Stonehenge Stargazing

Since September 2020, we have been working with young people from the local Army Welfare Service, on a project that explores Stonehenge, its history and its relationship to the sun, stars and sky.

Stonehenge sunset

Stonehenge is one of the world’s most famous ancient monuments and is visited by people from all over the world. It leads us to ask many questions – what is Stonehenge and why was it built? Why did the Neolithic people position the stones in such a specific shape and pattern? What was it used for? The sun, sky and stars help us to unlock some of these questions, and uncover the mysteries of Stonehenge.

Humans have always been fascinated by the stars and the sky, trying to find meaning to the universe and our place in it. Stonehenge shows that Neolithic people also put importance on objects in the sky. Today, we explore the sky by stargazing and using science to understand the secrets of our universe.


In this project, we are working with a group of young people from the Army Welfare Service, who live very locally to Stonehenge. Our first group recently took part in three sessions, where we discovered both how the Neolithic people viewed the sky and what we know today by chatting to an English Heritage historian and a local astronomer.  We visited the stones and found out about their relationship to the sun’s path across the sky. And then, most excitingly of all, we had the incredible opportunity to visit the stones at night, enter the stone circle and stargaze from this unique setting. This experience was truly awe-inspiring, where we walked amongst the stones and learned about the wonders of the night sky, using binoculars, a telescope and simply our eyes.

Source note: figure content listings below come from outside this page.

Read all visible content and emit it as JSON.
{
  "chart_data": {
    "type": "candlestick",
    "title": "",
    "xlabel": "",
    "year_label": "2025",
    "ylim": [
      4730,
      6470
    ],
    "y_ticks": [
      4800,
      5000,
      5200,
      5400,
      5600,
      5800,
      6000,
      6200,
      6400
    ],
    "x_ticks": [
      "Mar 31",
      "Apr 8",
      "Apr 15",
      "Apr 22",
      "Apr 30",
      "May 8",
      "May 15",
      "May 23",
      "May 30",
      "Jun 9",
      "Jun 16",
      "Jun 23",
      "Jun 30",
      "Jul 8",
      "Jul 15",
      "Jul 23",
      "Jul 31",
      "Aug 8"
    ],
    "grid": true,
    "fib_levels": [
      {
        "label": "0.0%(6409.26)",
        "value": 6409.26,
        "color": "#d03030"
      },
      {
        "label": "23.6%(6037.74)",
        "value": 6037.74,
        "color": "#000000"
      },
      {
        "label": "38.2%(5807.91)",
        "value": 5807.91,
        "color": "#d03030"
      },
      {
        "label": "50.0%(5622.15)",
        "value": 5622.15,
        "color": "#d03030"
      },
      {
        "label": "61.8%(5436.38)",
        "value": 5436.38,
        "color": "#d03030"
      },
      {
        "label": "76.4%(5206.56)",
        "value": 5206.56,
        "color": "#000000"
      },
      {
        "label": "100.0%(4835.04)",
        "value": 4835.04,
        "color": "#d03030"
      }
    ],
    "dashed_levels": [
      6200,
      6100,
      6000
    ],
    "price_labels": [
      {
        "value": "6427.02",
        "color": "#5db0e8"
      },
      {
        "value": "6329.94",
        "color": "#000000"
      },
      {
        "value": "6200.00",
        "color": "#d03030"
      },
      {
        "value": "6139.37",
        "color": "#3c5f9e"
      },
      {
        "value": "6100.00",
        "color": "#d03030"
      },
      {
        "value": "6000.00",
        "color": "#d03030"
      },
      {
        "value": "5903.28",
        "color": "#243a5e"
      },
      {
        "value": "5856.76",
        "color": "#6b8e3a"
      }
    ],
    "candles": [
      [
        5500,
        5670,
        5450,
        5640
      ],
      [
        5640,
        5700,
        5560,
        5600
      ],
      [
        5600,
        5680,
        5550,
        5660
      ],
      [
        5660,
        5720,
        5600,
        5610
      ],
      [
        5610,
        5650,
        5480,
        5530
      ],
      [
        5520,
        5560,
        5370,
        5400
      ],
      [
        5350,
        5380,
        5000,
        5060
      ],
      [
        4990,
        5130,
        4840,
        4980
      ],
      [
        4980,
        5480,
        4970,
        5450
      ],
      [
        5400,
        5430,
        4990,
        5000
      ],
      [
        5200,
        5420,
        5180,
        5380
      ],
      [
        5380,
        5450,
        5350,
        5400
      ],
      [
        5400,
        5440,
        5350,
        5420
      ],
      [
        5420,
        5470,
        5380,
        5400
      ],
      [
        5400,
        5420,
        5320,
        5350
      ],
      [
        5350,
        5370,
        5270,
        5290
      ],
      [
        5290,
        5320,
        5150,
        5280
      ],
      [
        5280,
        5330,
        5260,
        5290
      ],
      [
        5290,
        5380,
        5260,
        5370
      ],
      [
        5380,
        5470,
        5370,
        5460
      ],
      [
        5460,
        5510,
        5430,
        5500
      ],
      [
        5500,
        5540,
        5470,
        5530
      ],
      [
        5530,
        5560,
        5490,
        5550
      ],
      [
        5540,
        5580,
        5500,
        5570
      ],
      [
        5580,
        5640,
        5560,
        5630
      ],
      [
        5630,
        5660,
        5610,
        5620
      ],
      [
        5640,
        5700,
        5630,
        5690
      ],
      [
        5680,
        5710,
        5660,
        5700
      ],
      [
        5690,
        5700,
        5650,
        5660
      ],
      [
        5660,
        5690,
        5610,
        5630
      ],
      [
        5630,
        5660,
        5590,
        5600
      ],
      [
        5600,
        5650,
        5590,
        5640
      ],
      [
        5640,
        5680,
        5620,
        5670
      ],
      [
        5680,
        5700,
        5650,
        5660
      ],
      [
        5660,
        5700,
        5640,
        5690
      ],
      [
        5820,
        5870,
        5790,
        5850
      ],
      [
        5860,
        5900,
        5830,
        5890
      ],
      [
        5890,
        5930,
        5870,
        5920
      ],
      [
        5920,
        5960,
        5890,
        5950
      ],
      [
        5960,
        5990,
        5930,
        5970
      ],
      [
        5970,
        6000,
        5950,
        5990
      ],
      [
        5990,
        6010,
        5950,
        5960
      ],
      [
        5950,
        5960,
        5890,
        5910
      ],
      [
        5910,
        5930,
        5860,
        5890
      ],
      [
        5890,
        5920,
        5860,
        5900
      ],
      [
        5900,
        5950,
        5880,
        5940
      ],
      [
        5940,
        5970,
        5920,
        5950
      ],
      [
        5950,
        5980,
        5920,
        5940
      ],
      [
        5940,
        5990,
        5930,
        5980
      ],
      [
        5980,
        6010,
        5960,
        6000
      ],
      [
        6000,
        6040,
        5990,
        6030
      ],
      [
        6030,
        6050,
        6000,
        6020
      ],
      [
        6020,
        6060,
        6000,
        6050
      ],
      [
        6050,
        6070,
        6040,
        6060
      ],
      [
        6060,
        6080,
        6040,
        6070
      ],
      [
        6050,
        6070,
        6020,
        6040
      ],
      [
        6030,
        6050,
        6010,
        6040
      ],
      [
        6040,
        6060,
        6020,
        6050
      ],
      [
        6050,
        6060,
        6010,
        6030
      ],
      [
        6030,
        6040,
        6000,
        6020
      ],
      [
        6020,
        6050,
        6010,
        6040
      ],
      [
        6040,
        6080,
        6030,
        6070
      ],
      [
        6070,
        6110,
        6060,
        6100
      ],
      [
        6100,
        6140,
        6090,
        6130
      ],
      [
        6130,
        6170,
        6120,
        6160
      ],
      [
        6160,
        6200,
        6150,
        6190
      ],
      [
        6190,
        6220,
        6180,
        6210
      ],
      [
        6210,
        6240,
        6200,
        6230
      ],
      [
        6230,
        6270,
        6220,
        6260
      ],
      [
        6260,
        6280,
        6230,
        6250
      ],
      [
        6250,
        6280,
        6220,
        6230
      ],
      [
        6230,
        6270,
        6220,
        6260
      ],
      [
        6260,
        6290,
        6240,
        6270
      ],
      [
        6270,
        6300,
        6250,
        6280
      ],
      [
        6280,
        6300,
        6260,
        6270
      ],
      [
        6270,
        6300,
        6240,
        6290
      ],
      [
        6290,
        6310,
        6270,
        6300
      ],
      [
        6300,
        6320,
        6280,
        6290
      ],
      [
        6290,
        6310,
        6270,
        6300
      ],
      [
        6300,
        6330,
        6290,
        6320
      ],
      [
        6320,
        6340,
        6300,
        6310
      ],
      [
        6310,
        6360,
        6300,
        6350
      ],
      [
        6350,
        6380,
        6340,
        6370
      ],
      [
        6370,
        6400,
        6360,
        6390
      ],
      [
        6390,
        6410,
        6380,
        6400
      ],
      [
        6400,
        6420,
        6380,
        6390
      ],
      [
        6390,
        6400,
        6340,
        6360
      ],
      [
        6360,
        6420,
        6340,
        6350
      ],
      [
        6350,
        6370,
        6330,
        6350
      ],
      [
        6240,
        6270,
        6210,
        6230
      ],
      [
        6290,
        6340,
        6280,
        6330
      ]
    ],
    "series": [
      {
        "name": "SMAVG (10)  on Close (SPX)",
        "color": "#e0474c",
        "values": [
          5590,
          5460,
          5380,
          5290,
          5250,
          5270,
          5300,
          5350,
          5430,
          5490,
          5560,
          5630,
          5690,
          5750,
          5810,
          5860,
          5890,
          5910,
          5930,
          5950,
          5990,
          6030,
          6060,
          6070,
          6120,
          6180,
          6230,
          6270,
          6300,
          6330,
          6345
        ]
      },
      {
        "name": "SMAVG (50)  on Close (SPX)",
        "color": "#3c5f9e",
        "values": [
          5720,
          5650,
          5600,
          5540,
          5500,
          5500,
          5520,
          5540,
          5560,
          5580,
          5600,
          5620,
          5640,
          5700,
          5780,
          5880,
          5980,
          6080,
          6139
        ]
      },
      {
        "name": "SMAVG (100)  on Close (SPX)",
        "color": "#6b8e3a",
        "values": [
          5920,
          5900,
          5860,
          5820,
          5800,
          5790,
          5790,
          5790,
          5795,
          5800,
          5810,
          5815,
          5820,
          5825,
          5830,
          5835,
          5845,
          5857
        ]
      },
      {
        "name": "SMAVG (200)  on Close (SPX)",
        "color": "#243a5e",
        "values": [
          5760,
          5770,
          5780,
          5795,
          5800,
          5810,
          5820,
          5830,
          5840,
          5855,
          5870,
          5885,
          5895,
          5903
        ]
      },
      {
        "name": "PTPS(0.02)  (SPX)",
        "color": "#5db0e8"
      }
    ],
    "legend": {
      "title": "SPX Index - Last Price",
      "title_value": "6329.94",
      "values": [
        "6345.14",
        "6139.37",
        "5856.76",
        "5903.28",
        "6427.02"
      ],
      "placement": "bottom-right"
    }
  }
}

Night sky with constellation patterns

Over the next few months we’ll be continuing these sessions with local young people, and we’ll also be hosting a digital Stonehenge Stargazing event, bringing Stonehenge and the stars to other young people from AWS who live further away so may not have the opportunity to visit Stonehenge in person. We’ll be exploring the stones and the stars from our homes, from going on a virtual tour of Stonehenge to drawing constellations and getting tips on how to find them in the sky.